Benjamin Moran (b. Franklin County, Pennsylvania, 1820 – d. Braintree, Essex, on 20 June 1886) was an American diplomat who worked at the United States Legation (later the US Embassy) in London from 1853 to 1874.

Moran first visited England in 1851. In 1853, around the time that James Buchanan, who was from the same county in Pennsylvania as Moran, became US ambassador in London, Moran returned to England, becoming a temporary clerk at the legation.

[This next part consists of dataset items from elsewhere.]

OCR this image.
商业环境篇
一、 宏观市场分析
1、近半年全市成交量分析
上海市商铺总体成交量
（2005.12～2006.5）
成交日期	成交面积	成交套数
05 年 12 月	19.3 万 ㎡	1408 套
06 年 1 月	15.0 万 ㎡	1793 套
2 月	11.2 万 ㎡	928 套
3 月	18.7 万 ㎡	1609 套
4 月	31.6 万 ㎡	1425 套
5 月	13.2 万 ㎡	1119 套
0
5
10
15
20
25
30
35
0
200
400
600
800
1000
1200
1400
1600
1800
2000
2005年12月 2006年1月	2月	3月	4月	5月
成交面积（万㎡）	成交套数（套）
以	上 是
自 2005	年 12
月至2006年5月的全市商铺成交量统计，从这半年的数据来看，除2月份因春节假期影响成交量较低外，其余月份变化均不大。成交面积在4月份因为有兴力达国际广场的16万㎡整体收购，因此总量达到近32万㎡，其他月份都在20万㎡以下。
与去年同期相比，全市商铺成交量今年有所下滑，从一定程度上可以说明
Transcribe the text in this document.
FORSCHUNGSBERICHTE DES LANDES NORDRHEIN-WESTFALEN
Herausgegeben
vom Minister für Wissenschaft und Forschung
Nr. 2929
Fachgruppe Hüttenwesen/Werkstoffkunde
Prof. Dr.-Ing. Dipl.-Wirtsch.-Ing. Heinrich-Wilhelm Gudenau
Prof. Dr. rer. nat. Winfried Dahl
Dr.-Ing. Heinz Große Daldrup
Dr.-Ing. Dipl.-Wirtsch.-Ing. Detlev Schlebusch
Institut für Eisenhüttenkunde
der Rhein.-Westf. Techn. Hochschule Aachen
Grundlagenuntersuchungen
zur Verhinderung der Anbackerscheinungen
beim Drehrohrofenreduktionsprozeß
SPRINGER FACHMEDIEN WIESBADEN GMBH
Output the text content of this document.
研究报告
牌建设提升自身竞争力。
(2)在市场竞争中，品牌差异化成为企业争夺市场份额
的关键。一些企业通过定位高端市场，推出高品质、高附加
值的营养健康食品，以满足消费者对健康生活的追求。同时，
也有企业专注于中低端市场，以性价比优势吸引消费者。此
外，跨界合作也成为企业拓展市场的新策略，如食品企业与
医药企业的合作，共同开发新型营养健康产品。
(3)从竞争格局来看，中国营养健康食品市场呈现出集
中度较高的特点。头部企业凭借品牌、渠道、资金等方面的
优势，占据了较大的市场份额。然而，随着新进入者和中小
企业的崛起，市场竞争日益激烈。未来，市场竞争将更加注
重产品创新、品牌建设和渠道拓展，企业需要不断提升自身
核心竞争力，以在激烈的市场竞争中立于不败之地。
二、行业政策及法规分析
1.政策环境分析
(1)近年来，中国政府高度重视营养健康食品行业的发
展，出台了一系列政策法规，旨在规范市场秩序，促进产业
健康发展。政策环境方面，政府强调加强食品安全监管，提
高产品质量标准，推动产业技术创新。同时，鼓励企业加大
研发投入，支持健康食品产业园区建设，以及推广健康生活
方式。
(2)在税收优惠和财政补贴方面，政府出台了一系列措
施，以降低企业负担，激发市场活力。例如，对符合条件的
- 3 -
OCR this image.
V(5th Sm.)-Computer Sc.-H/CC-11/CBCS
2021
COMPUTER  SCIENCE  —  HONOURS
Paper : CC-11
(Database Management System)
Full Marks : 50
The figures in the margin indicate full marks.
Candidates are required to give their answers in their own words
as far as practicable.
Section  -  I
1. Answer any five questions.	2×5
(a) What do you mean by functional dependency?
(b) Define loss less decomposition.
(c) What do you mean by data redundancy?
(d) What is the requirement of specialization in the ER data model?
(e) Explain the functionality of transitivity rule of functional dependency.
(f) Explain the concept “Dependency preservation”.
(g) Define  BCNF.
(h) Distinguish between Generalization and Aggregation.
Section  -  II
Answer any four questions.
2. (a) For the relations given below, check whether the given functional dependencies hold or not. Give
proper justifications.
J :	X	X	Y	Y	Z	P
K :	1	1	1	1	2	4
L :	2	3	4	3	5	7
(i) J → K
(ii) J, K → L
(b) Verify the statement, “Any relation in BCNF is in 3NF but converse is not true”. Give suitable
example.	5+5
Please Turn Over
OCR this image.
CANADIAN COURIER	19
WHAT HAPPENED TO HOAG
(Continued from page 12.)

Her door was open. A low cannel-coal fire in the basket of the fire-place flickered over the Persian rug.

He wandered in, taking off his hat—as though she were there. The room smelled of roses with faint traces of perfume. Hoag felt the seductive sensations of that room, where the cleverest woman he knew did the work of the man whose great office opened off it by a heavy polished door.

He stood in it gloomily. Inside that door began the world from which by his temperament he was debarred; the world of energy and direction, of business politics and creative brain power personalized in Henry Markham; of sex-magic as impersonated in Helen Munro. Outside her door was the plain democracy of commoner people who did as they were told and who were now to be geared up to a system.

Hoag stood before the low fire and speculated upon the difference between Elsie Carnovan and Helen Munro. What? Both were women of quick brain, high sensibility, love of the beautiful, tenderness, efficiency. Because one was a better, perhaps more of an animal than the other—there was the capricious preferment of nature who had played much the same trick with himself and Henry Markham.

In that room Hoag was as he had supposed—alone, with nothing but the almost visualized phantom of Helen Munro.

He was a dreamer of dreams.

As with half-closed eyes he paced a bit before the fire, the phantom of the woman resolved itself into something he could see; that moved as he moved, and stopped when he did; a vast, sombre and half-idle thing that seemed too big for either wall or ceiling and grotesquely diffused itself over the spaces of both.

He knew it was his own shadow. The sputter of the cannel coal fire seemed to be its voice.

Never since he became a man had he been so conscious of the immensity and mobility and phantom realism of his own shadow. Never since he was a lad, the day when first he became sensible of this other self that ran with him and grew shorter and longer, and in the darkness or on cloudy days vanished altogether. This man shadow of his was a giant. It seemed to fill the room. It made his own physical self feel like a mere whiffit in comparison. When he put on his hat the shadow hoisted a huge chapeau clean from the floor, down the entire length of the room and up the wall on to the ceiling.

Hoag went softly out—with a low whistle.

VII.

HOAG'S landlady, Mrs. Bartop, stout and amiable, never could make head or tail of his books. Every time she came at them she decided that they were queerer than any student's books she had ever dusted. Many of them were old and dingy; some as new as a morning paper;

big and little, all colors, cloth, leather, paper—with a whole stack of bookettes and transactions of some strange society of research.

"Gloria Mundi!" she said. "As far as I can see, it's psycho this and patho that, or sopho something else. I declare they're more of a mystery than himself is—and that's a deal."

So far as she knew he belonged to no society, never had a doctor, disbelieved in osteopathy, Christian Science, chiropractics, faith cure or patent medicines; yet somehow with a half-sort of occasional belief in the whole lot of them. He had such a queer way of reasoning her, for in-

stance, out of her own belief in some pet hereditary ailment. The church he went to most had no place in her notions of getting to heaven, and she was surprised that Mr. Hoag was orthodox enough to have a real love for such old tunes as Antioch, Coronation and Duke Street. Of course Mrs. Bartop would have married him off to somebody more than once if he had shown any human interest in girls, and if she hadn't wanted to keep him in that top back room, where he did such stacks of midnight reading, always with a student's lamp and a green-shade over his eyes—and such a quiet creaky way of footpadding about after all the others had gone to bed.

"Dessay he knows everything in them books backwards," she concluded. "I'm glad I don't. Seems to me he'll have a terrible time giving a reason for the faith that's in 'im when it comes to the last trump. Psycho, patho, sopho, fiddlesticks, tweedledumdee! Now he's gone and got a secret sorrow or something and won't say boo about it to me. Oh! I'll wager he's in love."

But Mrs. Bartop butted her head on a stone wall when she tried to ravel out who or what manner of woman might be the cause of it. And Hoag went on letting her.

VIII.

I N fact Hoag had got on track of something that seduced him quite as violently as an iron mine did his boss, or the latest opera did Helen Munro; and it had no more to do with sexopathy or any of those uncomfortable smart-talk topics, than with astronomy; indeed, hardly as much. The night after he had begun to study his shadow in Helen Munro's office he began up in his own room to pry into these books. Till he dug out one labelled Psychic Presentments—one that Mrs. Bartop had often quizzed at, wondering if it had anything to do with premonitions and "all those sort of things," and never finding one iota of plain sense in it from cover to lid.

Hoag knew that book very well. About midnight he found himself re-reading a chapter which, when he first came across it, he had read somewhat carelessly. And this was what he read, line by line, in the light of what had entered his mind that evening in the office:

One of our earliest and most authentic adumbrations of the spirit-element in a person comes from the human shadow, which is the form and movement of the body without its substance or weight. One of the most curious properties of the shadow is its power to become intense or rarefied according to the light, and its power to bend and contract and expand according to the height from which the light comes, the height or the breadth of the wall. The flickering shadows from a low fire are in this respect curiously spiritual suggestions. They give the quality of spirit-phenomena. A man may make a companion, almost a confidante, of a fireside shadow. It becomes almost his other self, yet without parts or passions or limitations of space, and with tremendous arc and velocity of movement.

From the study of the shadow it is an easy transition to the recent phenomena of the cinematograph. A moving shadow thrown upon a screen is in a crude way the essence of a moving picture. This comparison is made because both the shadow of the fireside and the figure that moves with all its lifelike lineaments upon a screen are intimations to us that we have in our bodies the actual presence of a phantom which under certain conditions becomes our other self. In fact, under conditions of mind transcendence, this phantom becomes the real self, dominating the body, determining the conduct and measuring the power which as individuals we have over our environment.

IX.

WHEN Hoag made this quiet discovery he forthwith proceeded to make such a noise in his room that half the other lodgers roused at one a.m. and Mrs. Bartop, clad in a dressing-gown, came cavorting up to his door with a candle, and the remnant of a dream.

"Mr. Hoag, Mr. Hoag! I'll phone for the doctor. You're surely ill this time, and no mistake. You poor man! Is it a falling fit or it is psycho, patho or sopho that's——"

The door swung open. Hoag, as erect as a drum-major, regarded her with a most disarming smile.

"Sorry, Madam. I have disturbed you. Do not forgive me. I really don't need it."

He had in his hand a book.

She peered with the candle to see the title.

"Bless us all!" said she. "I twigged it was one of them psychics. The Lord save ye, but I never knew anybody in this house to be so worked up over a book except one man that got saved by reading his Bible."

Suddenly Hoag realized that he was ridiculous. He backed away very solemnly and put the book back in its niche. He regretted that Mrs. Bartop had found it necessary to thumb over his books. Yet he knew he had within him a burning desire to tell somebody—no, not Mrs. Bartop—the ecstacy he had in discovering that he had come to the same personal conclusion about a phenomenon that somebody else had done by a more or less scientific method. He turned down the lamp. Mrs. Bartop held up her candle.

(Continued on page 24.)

In 1854, he gained a permanent post and, in 1857, he was appointed Assistant Secretary, a post he kept until 1864, when he was promoted to Secretary, serving until 1875. From 1857, he kept a private diary which was subsequently published; the diary is of interest mainly because it documents how the US Civil War was seen in the UK.

Buchanan was elected president and George M. Dallas became Ambassador in London, where Moran stayed. From the end of 1858, Moran was co-owner of the London-based Spectator magazine, which he used to promote Buchanan's views against a generally hostile, anti-slavery British press. His co-owner was John McHenry, an American businessman who was also based in London, and they arranged the purchase through a nominee, Thornton Leigh Hunt, to disguise their connection. They dramatically altered the tone of the magazine, its circulation declined substantially and there were several occasions when Moran had to pump additional funds into the venture. Having paid £4200 for it, they sold for £2000 in January 1861, by which time Abraham Lincoln had taken over from the vacillating Buchanan.

In 1875, he was made Minister Resident to Portugal and, since this was the first instance of this kind of promotion in US diplomatic history, some regard him as the first American career diplomat. When the office of Minister Resident was discontinued in 1876, Moran was made Chargé d'Affaires at Lisbon, serving until 1882 when ill health forced him to resign and return to England. He never went back to the US, settling, instead, at Braintree in Essex, where he died at nearby Bocking Hall.